Surah As-Saaffat Translated in Turkish
وَالصَّافَّاتِ صَفًّا
Yemin olsun o saf bağlayıp dizilenlere/o saflar tutturup sıraya dizilenlere-o kanatlarını açıp toplayarak uçanlara
رَبُّ السَّمَاوَاتِ وَالْأَرْضِ وَمَا بَيْنَهُمَا وَرَبُّ الْمَشَارِقِ
Göklerin, yerin ve bu ikisi arasındakilerin Rabbidir O; doğuların da Rabbidir O.
إِنَّا زَيَّنَّا السَّمَاءَ الدُّنْيَا بِزِينَةٍ الْكَوَاكِبِ
Biz o yakın göğü bir süsle, yıldızlarla süsleyip donattık.
لَا يَسَّمَّعُونَ إِلَى الْمَلَإِ الْأَعْلَىٰ وَيُقْذَفُونَ مِنْ كُلِّ جَانِبٍ
Onlar ne kadar çırpınsalar da o yüce konseyi dinleyemezler.
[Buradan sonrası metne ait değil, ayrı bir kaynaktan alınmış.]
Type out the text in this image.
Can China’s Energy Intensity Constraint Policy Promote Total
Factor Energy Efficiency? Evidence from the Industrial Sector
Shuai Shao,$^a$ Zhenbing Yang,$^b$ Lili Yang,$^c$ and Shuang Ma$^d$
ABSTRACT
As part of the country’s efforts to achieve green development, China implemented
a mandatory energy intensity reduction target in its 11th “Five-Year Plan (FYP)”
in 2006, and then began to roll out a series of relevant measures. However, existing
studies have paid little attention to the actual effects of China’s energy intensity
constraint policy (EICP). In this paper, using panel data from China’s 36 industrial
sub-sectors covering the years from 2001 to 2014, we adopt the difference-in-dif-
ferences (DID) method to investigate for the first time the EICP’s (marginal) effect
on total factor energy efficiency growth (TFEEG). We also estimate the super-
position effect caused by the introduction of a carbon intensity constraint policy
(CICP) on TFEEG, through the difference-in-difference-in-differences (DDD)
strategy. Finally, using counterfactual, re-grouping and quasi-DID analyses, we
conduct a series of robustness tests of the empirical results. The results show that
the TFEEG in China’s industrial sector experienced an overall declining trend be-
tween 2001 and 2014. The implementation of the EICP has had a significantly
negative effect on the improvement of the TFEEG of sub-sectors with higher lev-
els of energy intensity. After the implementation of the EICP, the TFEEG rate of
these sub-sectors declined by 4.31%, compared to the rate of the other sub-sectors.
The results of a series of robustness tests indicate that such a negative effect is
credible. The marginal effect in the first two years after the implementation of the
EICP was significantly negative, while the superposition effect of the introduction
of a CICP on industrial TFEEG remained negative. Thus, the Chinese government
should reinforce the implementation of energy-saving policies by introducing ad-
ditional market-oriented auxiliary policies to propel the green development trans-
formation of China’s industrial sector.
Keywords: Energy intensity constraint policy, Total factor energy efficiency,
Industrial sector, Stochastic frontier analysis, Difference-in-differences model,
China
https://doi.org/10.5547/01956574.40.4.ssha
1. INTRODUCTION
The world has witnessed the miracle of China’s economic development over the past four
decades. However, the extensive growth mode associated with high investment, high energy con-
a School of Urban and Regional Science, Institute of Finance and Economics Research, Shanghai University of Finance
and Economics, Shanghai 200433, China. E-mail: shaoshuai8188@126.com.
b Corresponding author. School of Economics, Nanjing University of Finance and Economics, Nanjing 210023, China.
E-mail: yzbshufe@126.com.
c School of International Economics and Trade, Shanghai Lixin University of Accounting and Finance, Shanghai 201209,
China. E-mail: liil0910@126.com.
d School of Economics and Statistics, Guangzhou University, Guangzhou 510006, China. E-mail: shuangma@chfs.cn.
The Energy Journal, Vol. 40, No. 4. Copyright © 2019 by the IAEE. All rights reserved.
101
Ve her taraftan atışa tutulurlar;
دُحُورًا ۖ وَلَهُمْ عَذَابٌ وَاصِبٌ
Kovulurlar. Ve onlar için, yakalarını bırakmayan bir azap vardır.
إِلَّا مَنْ خَطِفَ الْخَطْفَةَ فَأَتْبَعَهُ شِهَابٌ ثَاقِبٌ
Yüce konseyden bir söz çalıp çarpan olabilirse de onun peşine hemen delici, alevli bir yıldız takılır.